Выбрать главу

Первым говорил Ледницкий, сначала по-русски, потом по-польски. Между прочим, эта была единственная польская речь, все остальные, даже с польской стороны, говорили по-русски. Ледницкий, по-видимому, хотел на первом же заседании подчеркнуть равноправие языков польского и русского, имевшееся в самом уставе комиссии, но, как оказалось, на практике совсем не соблюдавшееся, так как все поляки отлично говорили по-русски, а русские не знали польского. В своей речи Ледницкий не столько говорил о задачах комиссии, сколько о значении Февральской революции, давшей возможность установить «братские отношения» между русским и польским народами, проникнутые духом «славянской солидарности» перед лицом «общего врага», борьба с которым далеко не закончена. Говоря о «независимости» Польши, Ледницкий тут же в самой недвусмысленной форме сказал, что «внешний оборонительный союз» России и Польши есть единственное условие международного существования Польши.

Вся речь Ледницкого, витиеватая по форме, по содержанию не представляла ни малейшего расхождения с программой Временного правительства, но чувствовалось, что Ледницкий не столько хочет уверить Временное правительство в дружеском и лояльном отношении собравшихся поляков к воззванию 15 марта, сколько через головы присутствовавших убедить зарубежных поляков в разумности и выгодности этого воззвания для поляков. Думаю, судя по выражению лиц всех польских делегатов — и барона Роппа, и Цепляка, и Грабского, и Шебеко, с нескрываемым любопытством рассматривавших гобелены Зимнего дворца, — им трудно было так сразу освоиться с тем фантастическим по сравнению с недалёким прошлым положением, в котором они очутились. Сама польская речь Ледницкого производила в залах Зимнего дворца не менее непривычное впечатление.
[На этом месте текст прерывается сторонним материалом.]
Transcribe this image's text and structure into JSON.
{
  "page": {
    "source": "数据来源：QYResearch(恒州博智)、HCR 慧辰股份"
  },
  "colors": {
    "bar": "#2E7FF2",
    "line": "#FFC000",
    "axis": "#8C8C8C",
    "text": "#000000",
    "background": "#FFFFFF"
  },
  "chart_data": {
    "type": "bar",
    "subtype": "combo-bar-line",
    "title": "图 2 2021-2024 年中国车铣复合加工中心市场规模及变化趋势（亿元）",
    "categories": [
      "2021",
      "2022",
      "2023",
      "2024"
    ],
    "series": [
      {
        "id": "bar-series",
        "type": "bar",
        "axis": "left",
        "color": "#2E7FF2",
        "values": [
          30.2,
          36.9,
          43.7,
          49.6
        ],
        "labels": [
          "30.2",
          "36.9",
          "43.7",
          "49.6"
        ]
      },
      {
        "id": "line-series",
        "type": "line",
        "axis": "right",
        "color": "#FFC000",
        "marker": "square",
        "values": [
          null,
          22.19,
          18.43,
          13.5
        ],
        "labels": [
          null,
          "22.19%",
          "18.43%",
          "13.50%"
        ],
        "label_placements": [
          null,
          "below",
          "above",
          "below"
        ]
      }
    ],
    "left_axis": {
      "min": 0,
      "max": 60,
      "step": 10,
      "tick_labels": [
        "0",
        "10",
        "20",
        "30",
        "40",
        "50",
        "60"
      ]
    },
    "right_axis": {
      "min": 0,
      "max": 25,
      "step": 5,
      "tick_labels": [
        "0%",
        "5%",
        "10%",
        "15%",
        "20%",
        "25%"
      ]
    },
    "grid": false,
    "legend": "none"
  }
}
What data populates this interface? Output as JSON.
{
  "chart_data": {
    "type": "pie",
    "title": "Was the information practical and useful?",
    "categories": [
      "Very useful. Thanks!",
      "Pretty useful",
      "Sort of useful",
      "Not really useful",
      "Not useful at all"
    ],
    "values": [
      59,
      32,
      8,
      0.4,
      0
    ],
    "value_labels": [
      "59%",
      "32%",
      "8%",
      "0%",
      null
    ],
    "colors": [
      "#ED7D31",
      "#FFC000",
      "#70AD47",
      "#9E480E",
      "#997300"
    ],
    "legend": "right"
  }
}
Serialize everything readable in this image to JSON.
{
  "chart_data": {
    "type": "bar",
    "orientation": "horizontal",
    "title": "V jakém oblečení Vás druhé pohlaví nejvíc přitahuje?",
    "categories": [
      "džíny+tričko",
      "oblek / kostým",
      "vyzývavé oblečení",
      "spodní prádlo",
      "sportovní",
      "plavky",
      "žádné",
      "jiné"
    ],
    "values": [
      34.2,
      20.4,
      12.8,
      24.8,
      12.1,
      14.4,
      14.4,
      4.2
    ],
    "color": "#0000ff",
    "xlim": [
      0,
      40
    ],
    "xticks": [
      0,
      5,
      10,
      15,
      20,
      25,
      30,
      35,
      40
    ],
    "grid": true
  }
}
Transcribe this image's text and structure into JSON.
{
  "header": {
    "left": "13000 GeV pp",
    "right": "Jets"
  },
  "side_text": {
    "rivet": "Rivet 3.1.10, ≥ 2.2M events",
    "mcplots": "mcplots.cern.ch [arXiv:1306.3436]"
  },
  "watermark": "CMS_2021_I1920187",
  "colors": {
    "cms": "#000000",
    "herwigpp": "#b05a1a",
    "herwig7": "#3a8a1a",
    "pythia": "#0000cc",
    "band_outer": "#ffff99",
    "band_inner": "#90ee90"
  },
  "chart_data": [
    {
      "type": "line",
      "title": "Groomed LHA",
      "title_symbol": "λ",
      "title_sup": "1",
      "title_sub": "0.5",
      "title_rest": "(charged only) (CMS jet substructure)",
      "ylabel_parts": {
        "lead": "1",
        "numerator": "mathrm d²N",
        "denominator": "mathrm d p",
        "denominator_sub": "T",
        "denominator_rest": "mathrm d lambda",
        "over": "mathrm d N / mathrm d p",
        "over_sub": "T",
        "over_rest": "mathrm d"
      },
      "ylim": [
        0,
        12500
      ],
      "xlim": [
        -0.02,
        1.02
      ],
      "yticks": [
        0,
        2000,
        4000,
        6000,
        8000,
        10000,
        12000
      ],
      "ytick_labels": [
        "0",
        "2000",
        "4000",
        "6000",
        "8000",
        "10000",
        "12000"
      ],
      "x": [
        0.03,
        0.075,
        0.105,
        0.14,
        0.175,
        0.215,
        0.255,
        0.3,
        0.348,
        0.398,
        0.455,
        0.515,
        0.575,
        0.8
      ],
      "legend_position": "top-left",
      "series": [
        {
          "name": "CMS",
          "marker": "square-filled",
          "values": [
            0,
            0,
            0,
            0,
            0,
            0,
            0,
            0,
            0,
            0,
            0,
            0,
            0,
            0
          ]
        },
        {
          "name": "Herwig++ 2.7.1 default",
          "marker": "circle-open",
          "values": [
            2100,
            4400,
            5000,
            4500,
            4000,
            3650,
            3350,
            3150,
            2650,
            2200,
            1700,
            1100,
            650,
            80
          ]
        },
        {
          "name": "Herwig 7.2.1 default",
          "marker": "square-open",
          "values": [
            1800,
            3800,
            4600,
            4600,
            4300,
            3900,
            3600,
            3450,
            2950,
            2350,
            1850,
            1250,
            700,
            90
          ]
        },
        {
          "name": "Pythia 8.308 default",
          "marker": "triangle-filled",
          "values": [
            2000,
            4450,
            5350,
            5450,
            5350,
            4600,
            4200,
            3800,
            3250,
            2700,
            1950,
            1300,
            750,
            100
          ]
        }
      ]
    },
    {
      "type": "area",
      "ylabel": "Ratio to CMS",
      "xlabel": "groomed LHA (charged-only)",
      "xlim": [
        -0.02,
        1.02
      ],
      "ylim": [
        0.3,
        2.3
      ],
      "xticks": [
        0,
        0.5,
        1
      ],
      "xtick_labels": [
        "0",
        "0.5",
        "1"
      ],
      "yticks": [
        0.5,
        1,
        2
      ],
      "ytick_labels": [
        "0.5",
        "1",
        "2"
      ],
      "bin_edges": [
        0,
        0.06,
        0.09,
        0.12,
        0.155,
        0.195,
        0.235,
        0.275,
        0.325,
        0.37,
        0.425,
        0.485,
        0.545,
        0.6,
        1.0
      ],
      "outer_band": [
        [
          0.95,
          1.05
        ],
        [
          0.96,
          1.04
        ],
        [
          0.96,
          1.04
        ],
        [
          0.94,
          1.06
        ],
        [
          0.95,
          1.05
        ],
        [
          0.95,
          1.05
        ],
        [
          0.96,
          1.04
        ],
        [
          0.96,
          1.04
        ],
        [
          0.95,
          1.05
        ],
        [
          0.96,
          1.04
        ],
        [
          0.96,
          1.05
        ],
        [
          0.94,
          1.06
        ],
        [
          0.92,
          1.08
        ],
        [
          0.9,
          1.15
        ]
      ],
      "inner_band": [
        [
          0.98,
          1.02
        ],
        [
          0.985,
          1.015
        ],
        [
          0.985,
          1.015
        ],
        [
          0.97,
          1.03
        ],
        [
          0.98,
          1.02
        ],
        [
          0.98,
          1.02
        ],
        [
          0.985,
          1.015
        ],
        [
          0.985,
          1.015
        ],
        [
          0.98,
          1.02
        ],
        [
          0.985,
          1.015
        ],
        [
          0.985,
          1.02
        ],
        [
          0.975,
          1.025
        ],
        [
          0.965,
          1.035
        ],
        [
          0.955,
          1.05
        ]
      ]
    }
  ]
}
После Ледницкого говорил князь Львов. Как и Ледницкий, он свою речь не говорил, а зачитывал. В этой речи давалось краткое изложение отношения русского общества к полякам в царское время и торжественно провозглашалась «новая эра». Говорил князь Львов и о необходимости покончить русско-польские споры «славянским союзом», и при этом в духе «всеславянского единения». Этот несколько неожиданный намёк и на других западных славян был отмечен бурными аплодисментами собрания. Любопытно, что князь говорил о бесповоротности принятого Временным правительством решения, и, в то время как все внутриполитические вопросы, собственно, откладывались до Учредительного собрания, польский вопрос решался Временным правительством окончательным образом. Будущее Учредительное собрание должно было только дать санкцию «этнографическому» размежеванию Польши и России, сам же факт независимости Польши не подлежал пересмотру со стороны этого собрания.

Для объяснения такой решительности Временного правительства надо вникнуть в объективное внешнеполитическое положение России, не позволявшее по такому неотложному вопросу, как польский, никаких дальнейших уловок и оттяжек. Это существенное решение говорило и о том, что Временное правительство могло действовать без оглядки на Учредительное собрание, когда это было необходимо. Закончил свою речь князь Львов призывом к борьбе «за нашу и вашу свободу». После него горячо и вдохновенно говорил Ф.И. Родичев, вспоминая недалёкое прошлое, когда русские революционеры вместе с польскими научились в совместной борьбе любить и понимать друг друга, говорил о русской литературе и Герцене, настроенных «полонофильски», и об общих славянских истоках Мицкевича и Пушкина, и о «славянской миссии России».

После этого уже выступали поляки — Шебеко, Грабский, князь Святополк-Четвертинский. Тон их речей был самый сердечный, и видно было, что обе стороны не только стремились избежать неуместных напоминаний о недавнем русско-польском прошлом, но и действительно самым искренним образом стремились установить поистине «новое» в таком больном вопросе. Чувствовалась в этой торжественной обстановке и любовь поляков к внешнему блеску, так что Нольде, бывший одним из авторов воззвания 15 марта, так же как и воззвания Николая Николаевича в 1914 г., выходя из Зимнего дворца, сказал мне, что не надо было полякам никакой независимости давать, а достаточно было дать им «уланский польский полк» и прочие военные и штатские национальные мундиры.